Post Published: March 17, 2023

When I slip and lose my grip on the presentation of keeping it together, all of my reality is sucked down into the drain of my depression.
It’s a gushing, rushing whirlwind of despair; damp, dark, and furiously pulling my awareness and all my senses down deep under the foundations of my personality and into the bricked well leading to the bowels of the earth. And doesn’t it always feel like it could be an abyss?
Once you’ve developed a recognition and a sort of safe familiarity with your own depression all you know for sure is how it feels at the start, how it felt at its worst, and what your personal manageable limits are. But there’s always a fear that how it felt at its worst still has more layers beneath it.
There is always a fear that inside the darkness of your most awful feelings there are trap doors and trip wires that could give out at any moment and plunge your further down.
Of course having managed your way out before lends some confidence to your own ability to manage again.

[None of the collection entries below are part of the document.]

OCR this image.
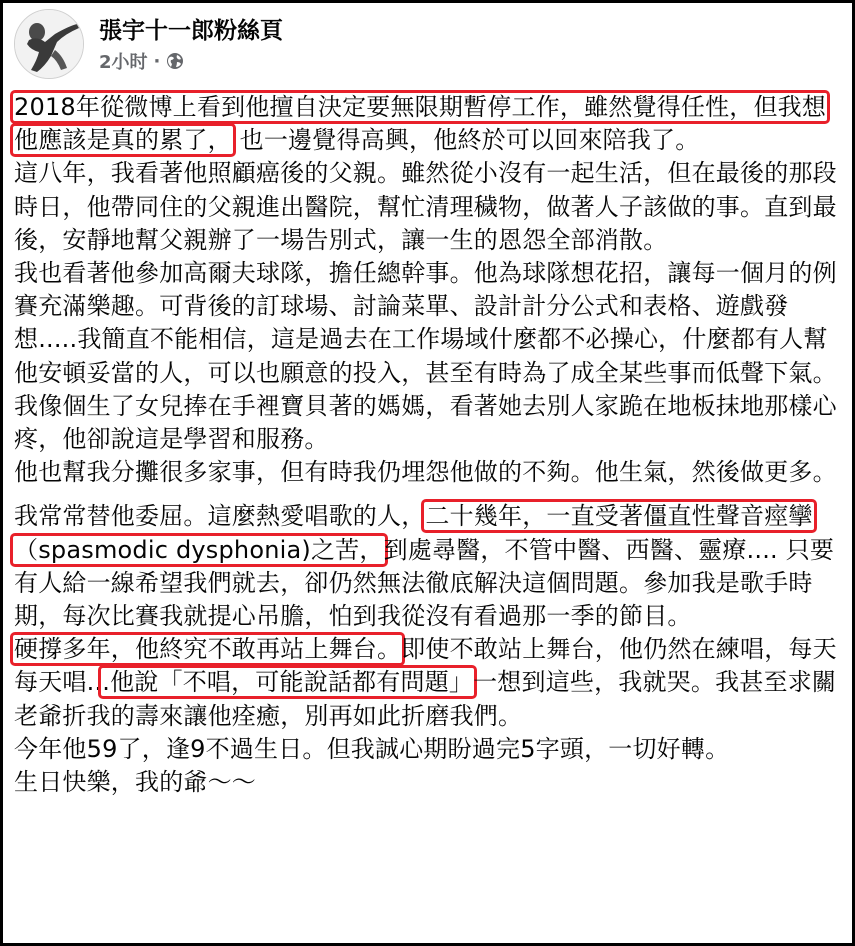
張宇十一郎粉絲頁
2小时 ·

2018年從微博上看到他擅自決定要無限期暫停工作，雖然覺得任性，但我想他應該是真的累了， 也一邊覺得高興，他終於可以回來陪我了。

這八年，我看著他照顧癌後的父親。雖然從小沒有一起生活，但在最後的那段時日，他帶同住的父親進出醫院，幫忙清理穢物，做著人子該做的事。直到最後，安靜地幫父親辦了一場告別式，讓一生的恩怨全部消散。

我也看著他參加高爾夫球隊，擔任總幹事。他為球隊想花招，讓每一個月的例賽充滿樂趣。可背後的訂球場、討論菜單、設計計分公式和表格、遊戲發想.....我簡直不能相信，這是過去在工作場域什麼都不必操心，什麼都有人幫他安頓妥當的人，可以也願意的投入，甚至有時為了成全某些事而低聲下氣。我像個生了女兒捧在手裡寶貝著的媽媽，看著她去別人家跪在地板抹地那樣心疼，他卻說這是學習和服務。

他也幫我分攤很多家事，但有時我仍埋怨他做的不夠。他生氣，然後做更多。

我常常替他委屈。這麼熱愛唱歌的人，二十幾年，一直受著僵直性聲音痙攣（spasmodic dysphonia)之苦，到處尋醫，不管中醫、西醫、靈療.... 只要有人給一線希望我們就去，卻仍然無法徹底解決這個問題。參加我是歌手時期，每次比賽我就提心吊膽，怕到我從沒有看過那一季的節目。

硬撐多年，他終究不敢再站上舞台。即使不敢站上舞台，他仍然在練唱，每天每天唱...他說「不唱，可能說話都有問題」一想到這些，我就哭。我甚至求關老爺折我的壽來讓他痊癒，別再如此折磨我們。

今年他59了，逢9不過生日。但我誠心期盼過完5字頭，一切好轉。

生日快樂，我的爺～～
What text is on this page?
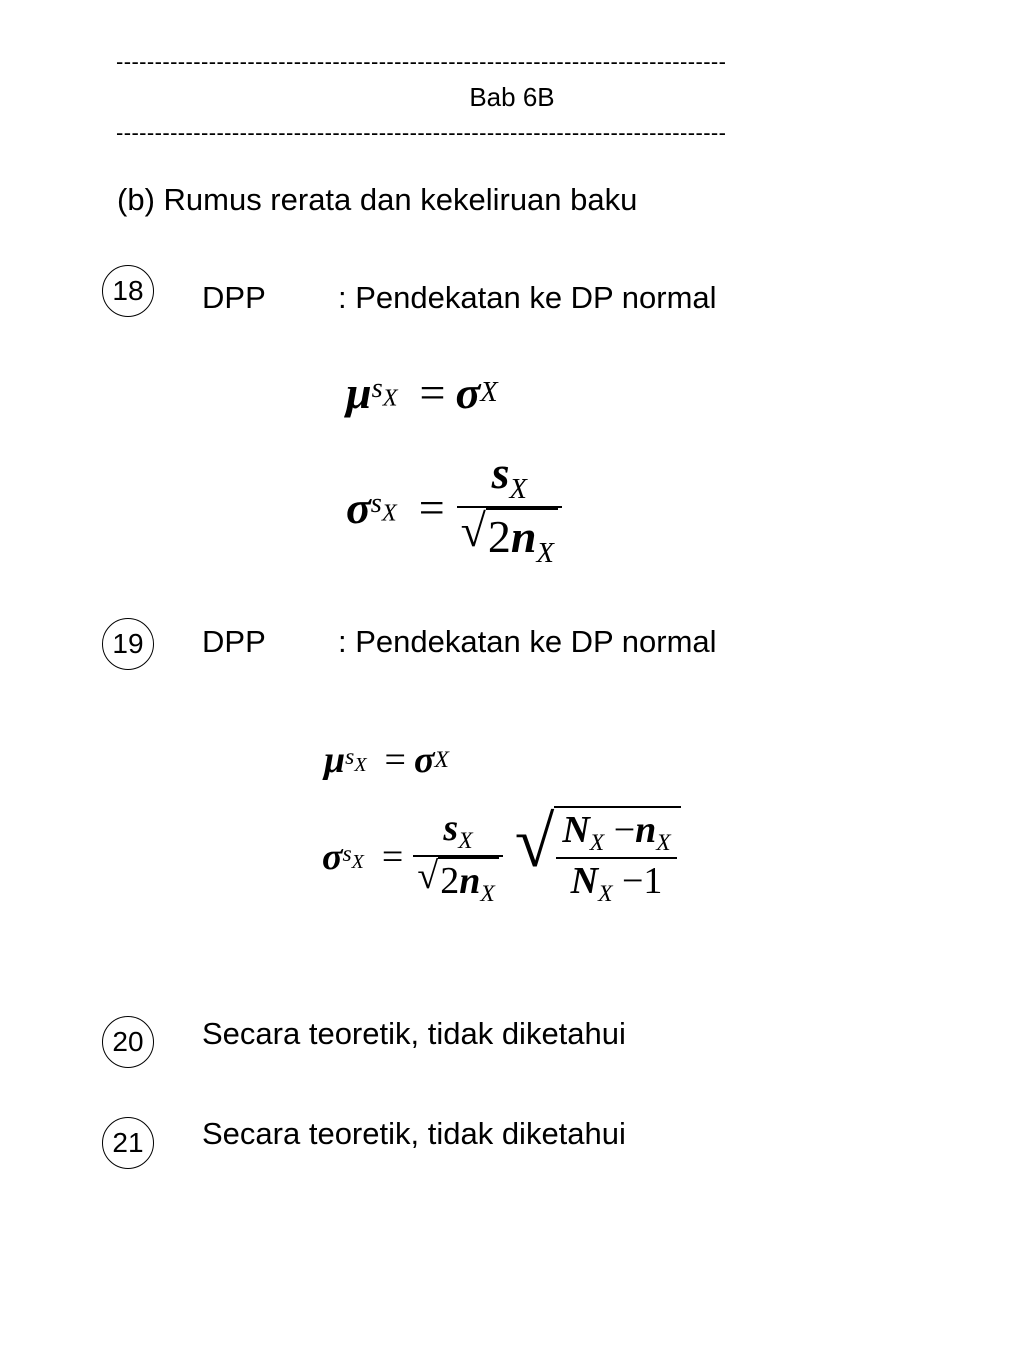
-------------------------------------------------------------------------------
Bab 6B
-------------------------------------------------------------------------------
(b) Rumus rerata dan kekeliruan baku
18	DPP : Pendekatan ke DP normal
μ $s_X = \sigma$ X
σ $s_X = \frac{s_X}{√ 2n_X}$
19	DPP : Pendekatan ke DP normal
μ $s_X = \sigma$ X
σ $s_X = \frac{s_X}{√ 2n_X}$ √ $\frac{N_X -n_X}{N_X -1}$
20	Secara teoretik, tidak diketahui
21	Secara teoretik, tidak diketahui
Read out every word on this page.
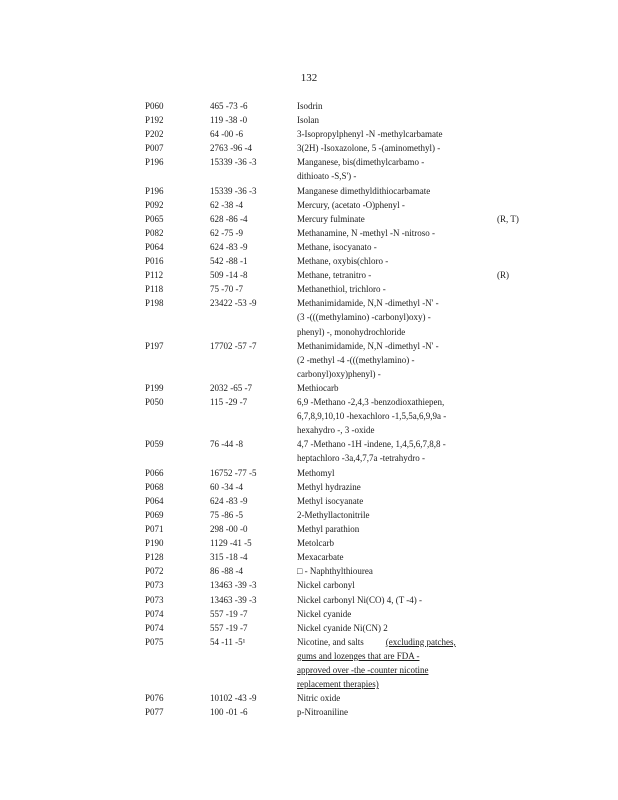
132
P060	465 -73 -6	Isodrin
P192	119 -38 -0	Isolan
P202	64 -00 -6	3-Isopropylphenyl -N -methylcarbamate
P007	2763 -96 -4	3(2H) -Isoxazolone, 5 -(aminomethyl) -
P196	15339 -36 -3	Manganese, bis(dimethylcarbamo -
dithioato -S,S') -
P196	15339 -36 -3	Manganese dimethyldithiocarbamate
P092	62 -38 -4	Mercury, (acetato -O)phenyl -
P065	628 -86 -4	Mercury fulminate	(R, T)
P082	62 -75 -9	Methanamine, N -methyl -N -nitroso -
P064	624 -83 -9	Methane, isocyanato -
P016	542 -88 -1	Methane, oxybis(chloro -
P112	509 -14 -8	Methane, tetranitro -	(R)
P118	75 -70 -7	Methanethiol, trichloro -
P198	23422 -53 -9	Methanimidamide, N,N -dimethyl -N' -
(3 -(((methylamino) -carbonyl)oxy) -
phenyl) -, monohydrochloride
P197	17702 -57 -7	Methanimidamide, N,N -dimethyl -N' -
(2 -methyl -4 -(((methylamino) -
carbonyl)oxy)phenyl) -
P199	2032 -65 -7	Methiocarb
P050	115 -29 -7	6,9 -Methano -2,4,3 -benzodioxathiepen,
6,7,8,9,10,10 -hexachloro -1,5,5a,6,9,9a -
hexahydro -, 3 -oxide
P059	76 -44 -8	4,7 -Methano -1H -indene, 1,4,5,6,7,8,8 -
heptachloro -3a,4,7,7a -tetrahydro -
P066	16752 -77 -5	Methomyl
P068	60 -34 -4	Methyl hydrazine
P064	624 -83 -9	Methyl isocyanate
P069	75 -86 -5	2-Methyllactonitrile
P071	298 -00 -0	Methyl parathion
P190	1129 -41 -5	Metolcarb
P128	315 -18 -4	Mexacarbate
P072	86 -88 -4	□ - Naphthylthiourea
P073	13463 -39 -3	Nickel carbonyl
P073	13463 -39 -3	Nickel carbonyl Ni(CO) 4, (T -4) -
P074	557 -19 -7	Nickel cyanide
P074	557 -19 -7	Nickel cyanide Ni(CN) 2
P075	54 -11 -5¹	Nicotine, and salts (excluding patches,
gums and lozenges that are FDA -
approved over -the -counter nicotine
replacement therapies)
P076	10102 -43 -9	Nitric oxide
P077	100 -01 -6	p-Nitroaniline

You have routines. You understand the importance of each of them. You have healthier coping mechanisms. You actively practice self-care. You are cultivating self-love.
You do have a grip.
Right until you don’t. Right until your façade crumbles. Until you are alone with your unfriendly reminders. Your personal wrecking team. The demons. And their sharp nails, picking your scabs, twisting their knuckles inside your flesh, pawing your heart, pulling apart your guts, singing all the while their prescribed karmic chants; lines about your unloveableness, your stupidity, your hated nature, how no one ever wanted you to begin with and that every good thing you’ve ever had in your life was never really yours anyway.
The loudest lie, indeed. But how it rings through all your brain cells so profoundly, sizzling sharply over your fractured insides, until your entire body ruptures in agony at the deafening repetition.
Everything, everywhere, in every part of your existence hurts. You hate being you. You hate everything that was ever done to you. You hate everyone who was supposed to love you and everyone who used the word against you like a rod on a mule.
You hate them all.
You hate life.
You hate yourself and your life and the whole stupid, awful, hateful world.
But you don’t want to die and you don’t want to feel this way. And that tiny bit of truth is enough to crack the darkness.
As dismal and scary as your depression is, the part of your being that doesn’t actually want to die is the part that saves you every time. It reminds you that the loudest lie – though painfully loud and overwhelming – is still just a lie. No matter the volume, or the torture of it, the lie is still just a lie.